We often hear of the effect white noise can have on you or your child’s sleep. Who knew there are other colours of noise?? Not me. My guest blog post today is from the amazing Jerylin Gan, Ph.D. about the colours of noise.
Have trouble sleeping? A toddler who wakes whenever you accidentally step on that creaky floorboard? Just hate the sound of those damn chipper little birds at 5 am? Then someone’s probably recommended playing white noise in the background. Maybe in the form of a fan, a mp3 of a waterfall, or one of those sleep sheep stuffed animals that play a heartbeat as well.
From my experience, white noise is wonderful. Both my kiddos and husband will wake at the drop of a hat. But you know what I’ve found works better for me? Pink noise. That’s right. There’s more than one colour of noise!
There’s white, pink, brown, gray, and violet noise (https://en.wikipedia.org/wiki/Colors_of_noise). The difference between the colours is how loud certain frequencies are. Low frequencies sound low to human ears; high frequencies are higher pitched. “Noise” is when you play a lot of frequencies at the same time. White noise is when all frequencies are played at the same volume. Pink noise is when lower frequencies are played slightly louder than the higher frequencies. Brown noise is when lower frequencies are played a lot louder than higher frequencies.
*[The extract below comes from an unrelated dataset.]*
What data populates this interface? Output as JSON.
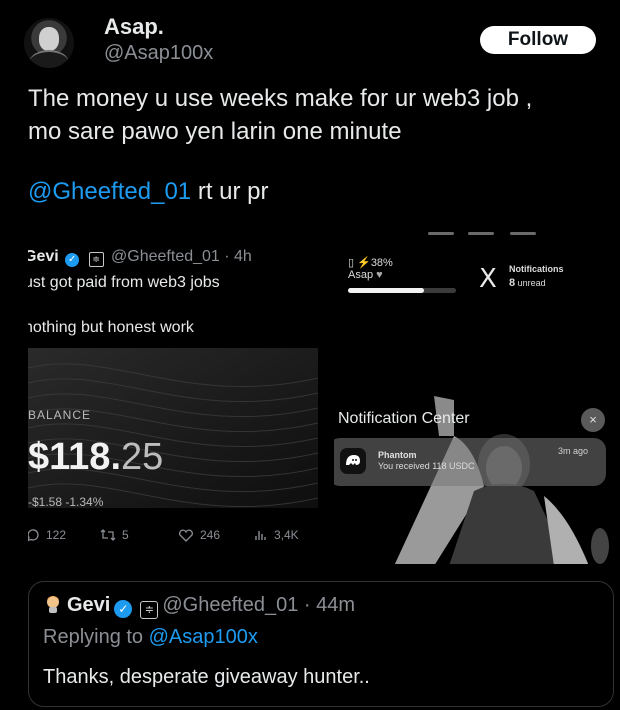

And though it’s hard for most people to tell the difference between the different colours of noise, they’ve been shown to have different effects on people. What might be soothing for one (e.g. the sound of a vacuum to my friend’s baby) might sound awful to another individual (e.g. the sound of a vacuum to me). So experiment! Try to see if you like white, pink or brown noise. See which noise might help you sleep better. See which noise will help you concentrate on a task!
Jerylin Gan, Ph.D.
You may wonder who is Jerylin Gan, Ph.D.? Well, let me fill you in. Jerylin is currently an amazing stay at home mom with a passion to ensure her children are getting the much-needed rest they require. Jerylin has a BA in Molecular and Cellular Biology from UC Berkeley, PhD in Neurobiology and Behavior from the University of Washington, Seattle and she did further training at Cornell Medical School. She is my go-to person when looking at the science behind a number of studies we see popping up on social media.